06Which has better profit margins — HNGE or LLY or JPM?
Eli Lilly and Company (LLY) is the more profitable company, earning 31.
7% net margin versus -89. 9% for Hinge Health, Inc. — meaning it keeps 31. 7% of every revenue dollar as bottom-line profit. Operating margin tells a similar story: LLY leads at 45. 6% versus -92. 9% for HNGE. At the gross margin level — before operating expenses — LLY leads at 83. 8%, reflecting greater pricing power or product mix advantage. Stronger margins indicate durable pricing power, lower cost of revenue, or higher mix of software/services. They are one of the clearest signs of business quality.
07Is HNGE or LLY or JPM more undervalued right now?
The PEG ratio (forward P/E divided by expected earnings growth rate) is the most precise measure of undervaluation relative to growth potential.

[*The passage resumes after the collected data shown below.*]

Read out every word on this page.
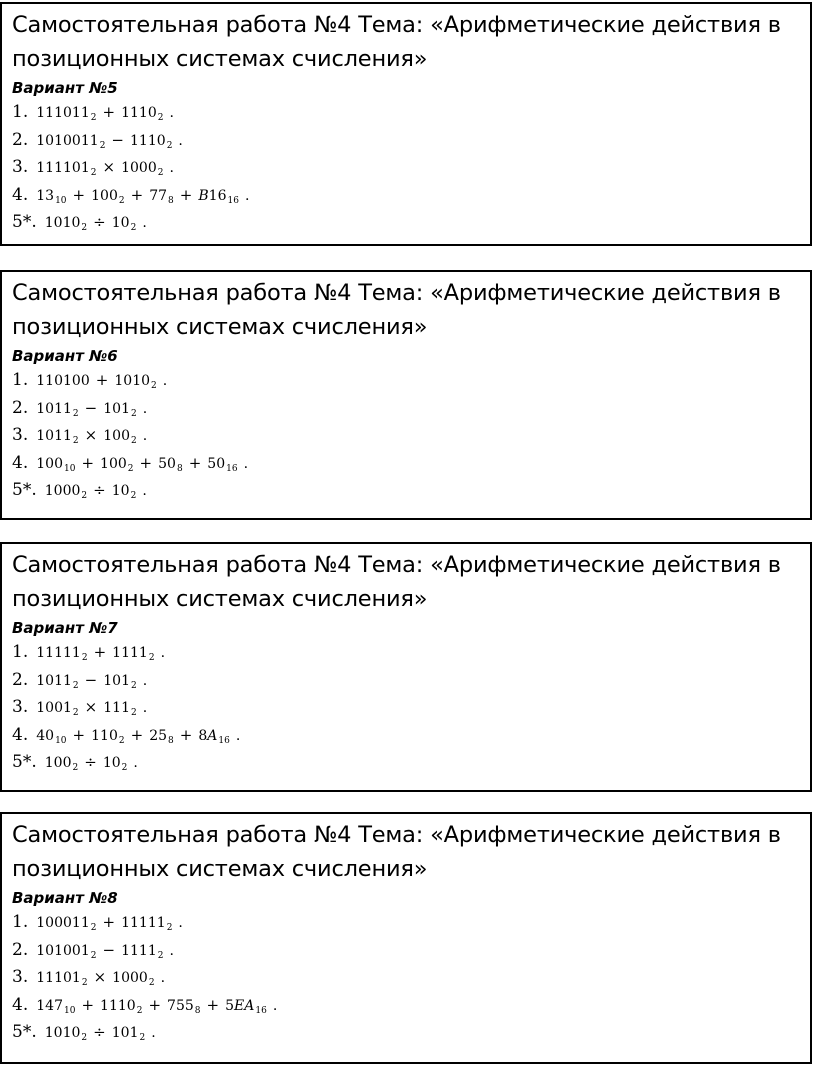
Самостоятельная работа №4 Тема: «Арифметические действия в позиционных системах счисления»
Вариант №5
1. $111011_2 + 1110_2$ .
2. $1010011_2 - 1110_2$ .
3. $111101_2 \times 1000_2$ .
4. $13_{10} + 100_2 + 77_8 + B16_{16}$ .
5*. $1010_2 \div 10_2$ .
Самостоятельная работа №4 Тема: «Арифметические действия в позиционных системах счисления»
Вариант №6
1. $110100 + 1010_2$ .
2. $1011_2 - 101_2$ .
3. $1011_2 \times 100_2$ .
4. $100_{10} + 100_2 + 50_8 + 50_{16}$ .
5*. $1000_2 \div 10_2$ .
Самостоятельная работа №4 Тема: «Арифметические действия в позиционных системах счисления»
Вариант №7
1. $11111_2 + 1111_2$ .
2. $1011_2 - 101_2$ .
3. $1001_2 \times 111_2$ .
4. $40_{10} + 110_2 + 25_8 + 8A_{16}$ .
5*. $100_2 \div 10_2$ .
Самостоятельная работа №4 Тема: «Арифметические действия в позиционных системах счисления»
Вариант №8
1. $100011_2 + 11111_2$ .
2. $101001_2 - 1111_2$ .
3. $11101_2 \times 1000_2$ .
4. $147_{10} + 1110_2 + 755_8 + 5EA_{16}$ .
5*. $1010_2 \div 101_2$ .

By this metric, JPMorgan Chase & Co. (JPM) is the more undervalued stock at a PEG of 0. 81x versus Eli Lilly and Company's 1. 07x. A PEG below 1. 0 is traditionally considered the threshold for growth-adjusted undervaluation. On forward earnings alone, JPMorgan Chase & Co. (JPM) trades at 14. 4x forward P/E versus 30. 9x for Eli Lilly and Company — 16. 5x cheaper on a one-year earnings basis. Analyst consensus price targets imply the most upside for HNGE: 13. 5% to $74. 18.
08Which pays a better dividend — HNGE or LLY or JPM?
In this comparison, JPM (1.
9% yield), LLY (0. 5% yield) pay a dividend. HNGE does not pay a meaningful dividend and should not be held primarily for income.
09Is HNGE or LLY or JPM better for a retirement portfolio?
For long-horizon retirement investors, Eli Lilly and Company (LLY) is the stronger choice — it scores higher on the combination of lower volatility, dividend reliability, and long-term compounding (low volatility (β 0.
53), 0. 5% yield, +1485% 10Y return). Both have compounded well over 10 years (LLY: +1485%, HNGE: +74. 0%), confirming both are viable long-term holds — but the lower-volatility option typically results in less emotional selling during corrections. Retirement portfolios generally favour predictability over maximum returns. Consult a financial advisor before making allocation decisions.
10What are the main differences between HNGE and LLY and JPM?
These companies operate in different sectors (HNGE (Healthcare) and LLY (Healthcare) and JPM (Financial Services)), which means they face different economic cycles, regulatory environments, and macro sensitivities — making direct comparison nuanced.
In terms of investment character: HNGE is a small-cap high-growth stock; LLY is a mega-cap high-growth stock; JPM is a large-cap deep-value stock. LLY, JPM pay a dividend while HNGE does not, making them suitable for different income and tax situations. These fundamental differences mean investors should not choose between them on a single metric — the "better stock" depends entirely on which of these characteristics aligns with your investment strategy.